4)      What theories, methods, or schools of thought do we dismiss and are we rightfully doing so?
  • Another paper by an FSU colleague…I guess I’m a company man, after all…examined what he considered to be the premature and problematic dismissal of phenomenological approaches to religion by certain scholars in the field.  While I don’t pretend to “speak phenomenology”, I do think that an orientation to the field grounded in the individual’s experience of the world can be helpful as, even in what are deemed “more theoretical” treatments of social groups, certain assumptions of how humans interact with the world are at play (Bourdieu/Durkheim and the idea that social groups reproduce existing structures seems to, at times, impose a motive on social actors, even if at the group level – the claim that actors wish to maintain or improve their material conditions…at the very least implies a relation to the world and an orientation to that relation and a goal…).  In addition to suggesting that there is something in phenomenology worth salvaging, this paper raised the issue, for me, of what approaches I am willing to dismiss or ignore (see: pragmatism, usually) and whether I have given them a fair shake (I *obviously* have, but, you know, the thought’s there).

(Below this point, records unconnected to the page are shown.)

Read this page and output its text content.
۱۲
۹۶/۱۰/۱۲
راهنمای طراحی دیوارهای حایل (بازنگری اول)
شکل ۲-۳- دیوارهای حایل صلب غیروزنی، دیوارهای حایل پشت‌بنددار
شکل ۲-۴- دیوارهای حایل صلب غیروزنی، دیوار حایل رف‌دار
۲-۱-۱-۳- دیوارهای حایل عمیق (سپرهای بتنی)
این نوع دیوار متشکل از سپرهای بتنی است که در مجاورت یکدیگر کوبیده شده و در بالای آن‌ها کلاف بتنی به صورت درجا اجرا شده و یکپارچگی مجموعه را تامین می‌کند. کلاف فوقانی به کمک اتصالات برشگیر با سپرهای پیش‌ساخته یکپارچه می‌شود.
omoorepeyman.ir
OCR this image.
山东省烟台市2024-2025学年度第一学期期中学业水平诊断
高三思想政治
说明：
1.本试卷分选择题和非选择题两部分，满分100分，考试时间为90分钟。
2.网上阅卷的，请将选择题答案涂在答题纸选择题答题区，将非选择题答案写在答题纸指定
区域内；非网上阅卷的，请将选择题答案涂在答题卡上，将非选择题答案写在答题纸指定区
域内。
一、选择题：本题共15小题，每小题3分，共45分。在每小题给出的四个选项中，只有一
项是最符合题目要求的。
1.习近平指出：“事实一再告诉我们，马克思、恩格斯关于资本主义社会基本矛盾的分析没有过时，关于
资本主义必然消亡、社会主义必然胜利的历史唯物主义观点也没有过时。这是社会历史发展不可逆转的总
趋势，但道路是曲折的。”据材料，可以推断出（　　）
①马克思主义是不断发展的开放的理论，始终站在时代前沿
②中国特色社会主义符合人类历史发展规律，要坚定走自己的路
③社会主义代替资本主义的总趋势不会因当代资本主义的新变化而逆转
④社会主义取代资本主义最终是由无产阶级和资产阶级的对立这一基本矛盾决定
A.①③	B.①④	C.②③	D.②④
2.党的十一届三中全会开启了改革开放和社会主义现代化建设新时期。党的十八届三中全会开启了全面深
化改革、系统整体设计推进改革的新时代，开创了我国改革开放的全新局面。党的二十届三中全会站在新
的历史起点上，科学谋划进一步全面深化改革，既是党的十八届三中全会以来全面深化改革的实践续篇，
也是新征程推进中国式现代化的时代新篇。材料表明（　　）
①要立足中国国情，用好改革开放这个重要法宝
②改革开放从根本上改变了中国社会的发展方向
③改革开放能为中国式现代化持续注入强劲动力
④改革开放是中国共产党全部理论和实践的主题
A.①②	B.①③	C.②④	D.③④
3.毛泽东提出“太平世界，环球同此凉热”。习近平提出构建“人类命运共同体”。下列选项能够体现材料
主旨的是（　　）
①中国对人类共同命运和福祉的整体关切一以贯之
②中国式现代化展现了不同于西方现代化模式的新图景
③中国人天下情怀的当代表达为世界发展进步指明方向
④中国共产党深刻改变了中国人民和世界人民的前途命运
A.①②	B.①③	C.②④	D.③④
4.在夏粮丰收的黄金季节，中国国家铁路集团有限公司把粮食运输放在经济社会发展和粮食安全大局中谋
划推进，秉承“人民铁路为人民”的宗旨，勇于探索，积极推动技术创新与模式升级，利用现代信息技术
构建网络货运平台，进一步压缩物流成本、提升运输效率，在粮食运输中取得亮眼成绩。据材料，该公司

5)      Taking the "objects of comparison" as data.
  • In response to what may have been the most repetitive and hastily read papers (see: mine) a respondent suggested that it is, indeed, a good idea in comparative work to subject the objects of comparison to more sustained critique/examination.  In the field of comparative religious ethics, this shifts things a little bit – instead of comparing two visions of “the good life” in order to contrast differences, note similarities, and propose a way forward I find it more interesting to examine how different visions of “the good life” or “morality” reinforce particular modes of social arrangement and tend to universalize a particular mode of being – the idea that it is most ethical for a certain society to be “free”, for instance, tends to mask, mystify, or otherwise ignore the fact that not all actors in that society experience freedom to the same extent, if at all…so instead of examining what Islamic or Christian arguments about freedom reveal about the society or tradition, I’m more interested in what they assume or conceal - in a way, this is a very similar question that pops up when we ask what "connects" various "Islamic" or "Christian" or "spiritual" or "religious" ways of thinking, talking, and acting...



There were many other excellent papers and conversations over the course of the weekend, but these are five of the issues that stood out as I reflect on the weekend and how it impacts the ways that I continue researching, writing, and teaching.